Ensure meaningful oversight representation from BMAAA and industry professionals in curriculum and training design.

Standardize quality and accreditation requirements across all academies.

Develop structured international placement partnerships with shipping companies and crew management agencies.

Invest in English-language competency, simulator training, and soft-skill development, which are increasingly decisive hiring factors globally.

The maritime sector is not merely another bureaucratic department. It is a global labor-linked industry. Decisions must be made accordingly.

Conclusion: Restoring Purpose and Direction

Bangladesh owes it to its young mariners to build a maritime training ecosystem based on integrity, foresight, and professional excellence. The students entering these academies are not statistics. They are the children of families who believe in the dignity of work, the honor of the sea, and the promise of a future beyond our borders.

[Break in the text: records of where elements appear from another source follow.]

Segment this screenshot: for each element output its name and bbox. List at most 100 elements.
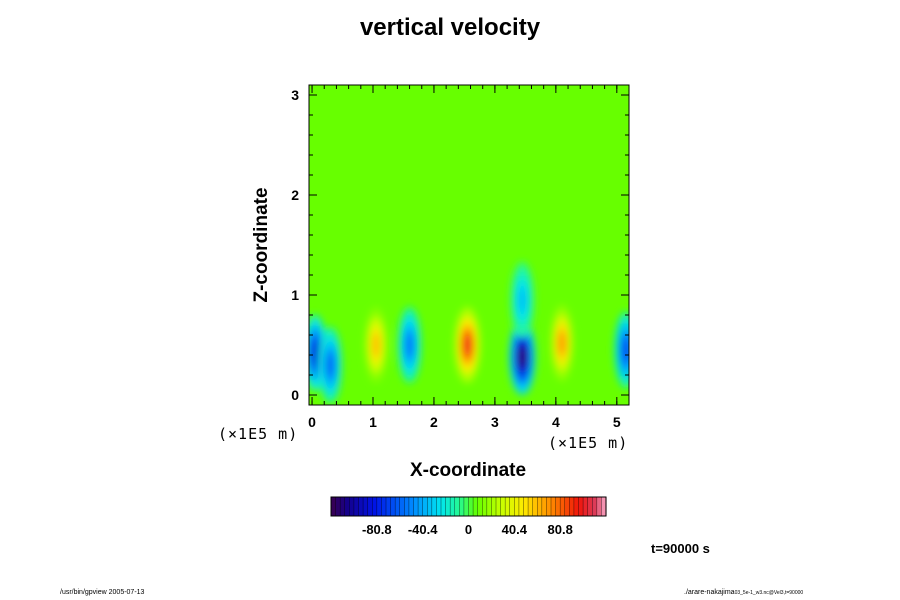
x-tick-label: 1: [369, 414, 377, 430]
colorbar-cell: [573, 497, 580, 516]
colorbar-cell: [491, 497, 497, 516]
colorbar-cell: [477, 497, 483, 516]
colorbar-cell: [486, 497, 493, 516]
colorbar-cell: [500, 497, 506, 516]
colorbar-cell: [560, 497, 566, 516]
colorbar-cell: [372, 497, 378, 516]
colorbar-cell: [386, 497, 392, 516]
colorbar-tick-label: -80.8: [362, 522, 392, 537]
colorbar-cell: [505, 497, 511, 516]
colorbar-cell: [422, 497, 428, 516]
colorbar-cell: [367, 497, 373, 516]
colorbar-cell: [399, 497, 405, 516]
colorbar-cell: [395, 497, 401, 516]
colorbar-cell: [523, 497, 529, 516]
y-tick-label: 2: [291, 187, 299, 203]
x-unit-label: (×1E5 m): [548, 434, 629, 452]
colorbar-cell: [441, 497, 447, 516]
colorbar-cell: [496, 497, 502, 516]
x-tick-label: 5: [613, 414, 621, 430]
z-unit-label: (×1E5 m): [218, 425, 299, 443]
footer-source-main: ./arare-nakajima: [684, 589, 735, 596]
x-tick-label: 4: [552, 414, 560, 430]
colorbar-cell: [473, 497, 479, 516]
colorbar-cell: [459, 497, 465, 516]
colorbar-cell: [427, 497, 433, 516]
colorbar-cell: [450, 497, 456, 516]
colorbar-cell: [363, 497, 369, 516]
velocity-cell: [326, 352, 335, 378]
velocity-cell: [518, 344, 527, 370]
colorbar-cell: [376, 497, 383, 516]
colorbar-cell: [569, 497, 575, 516]
colorbar-cell: [454, 497, 460, 516]
colorbar-cell: [404, 497, 410, 516]
colorbar-cell: [518, 497, 525, 516]
colorbar-cell: [358, 497, 364, 516]
colorbar-cell: [587, 497, 593, 516]
colorbar-cell: [592, 497, 598, 516]
velocity-cell: [405, 332, 414, 358]
colorbar-cell: [541, 497, 548, 516]
colorbar-tick-label: 40.4: [502, 522, 528, 537]
y-tick-label: 0: [291, 387, 299, 403]
colorbar-cell: [335, 497, 341, 516]
colorbar-cell: [349, 497, 355, 516]
colorbar-cell: [601, 497, 607, 516]
velocity-field: [309, 85, 629, 405]
colorbar-cell: [436, 497, 442, 516]
x-tick-label: 0: [308, 414, 316, 430]
colorbar-cell: [445, 497, 451, 516]
footer-source: ./arare-nakajima03_5e-1_w3.nc@Vel3,t=900…: [684, 589, 803, 596]
colorbar-cell: [468, 497, 474, 516]
colorbar-cell: [381, 497, 387, 516]
x-axis-label: X-coordinate: [409, 460, 527, 481]
colorbar-cell: [390, 497, 396, 516]
colorbar-cell: [514, 497, 520, 516]
footer-source-sub: 03_5e-1_w3.nc@Vel3,t=90000: [734, 590, 804, 596]
colorbar-cell: [418, 497, 424, 516]
time-label: t=90000 s: [651, 541, 710, 556]
x-tick-label: 3: [491, 414, 499, 430]
x-tick-label: 2: [430, 414, 438, 430]
velocity-cell: [518, 287, 527, 313]
colorbar-cell: [546, 497, 552, 516]
colorbar-cell: [551, 497, 557, 516]
y-axis-label: Z-coordinate: [251, 187, 272, 303]
colorbar-cell: [353, 497, 360, 516]
colorbar-cell: [482, 497, 488, 516]
colorbar-frame: [330, 496, 607, 517]
colorbar-cell: [340, 497, 346, 516]
plot-frame: [308, 84, 630, 406]
colorbar-tick-label: -40.4: [408, 522, 438, 537]
velocity-cell: [311, 340, 319, 366]
footer-command: /usr/bin/gpview 2005-07-13: [60, 589, 145, 596]
colorbar-cell: [431, 497, 438, 516]
colorbar: -80.8 -40.4 0 40.4 80.8: [330, 496, 607, 537]
y-tick-label: 1: [291, 287, 299, 303]
chart-title: vertical velocity: [359, 14, 541, 41]
velocity-cell: [622, 337, 629, 363]
colorbar-tick-label: 80.8: [548, 522, 573, 537]
colorbar-cell: [331, 497, 337, 516]
velocity-cell: [463, 332, 472, 358]
colorbar-cell: [528, 497, 534, 516]
colorbar-cell: [509, 497, 515, 516]
colorbar-cell: [463, 497, 470, 516]
colorbar-cell: [578, 497, 584, 516]
colorbar-cell: [408, 497, 415, 516]
colorbar-cell: [596, 497, 603, 516]
colorbar-cell: [555, 497, 561, 516]
velocity-cell: [558, 330, 566, 356]
axes: 0 1 2 3 4 5 0 1 2 3: [291, 85, 629, 430]
colorbar-cell: [413, 497, 419, 516]
colorbar-cell: [344, 497, 350, 516]
field-blobs: [309, 262, 629, 403]
colorbar-cell: [537, 497, 543, 516]
colorbar-cell: [532, 497, 538, 516]
y-tick-label: 3: [291, 87, 299, 103]
colorbar-cell: [564, 497, 570, 516]
colorbar-tick-label: 0: [465, 522, 472, 537]
colorbar-cell: [583, 497, 589, 516]
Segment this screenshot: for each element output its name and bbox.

The nation they serve must not betray that trust.

Quality must replace quantity.

Professionalism must replace bureaucracy.

And merit must replace expediency.

Only then can Bangladesh’s maritime legacy rise again strong, respected, and globally relevant. The management, namely the Hon’ble Shipping Adviser, the Shipping Secretary, and the Director General of Shipping, holds the authority to rationalize and adjust the cadet intake. One practical step is to temporarily suspend intake to the Marine Fisheries Academy, as it was established under the Ministry of Fisheries to serve the fisheries sector. The Hon’ble Chief Adviser has repeatedly emphasized the need to harness the vast potential of marine resources in the Bay of Bengal. That objective cannot be achieved if Fisheries Academy graduates are being diverted into the merchant shipping stream, particularly at a time when shipboard training berths have diminished to an alarming level.

We must focus our national efforts on strengthening the historic Bangladesh Marine Academy, Chattogram, restoring it to the high international standard it once held in the pre-Bangladesh era. The time has come for all stakeholders to work collectively and strategically to streamline maritime education, prioritizing quality over numerical expansion.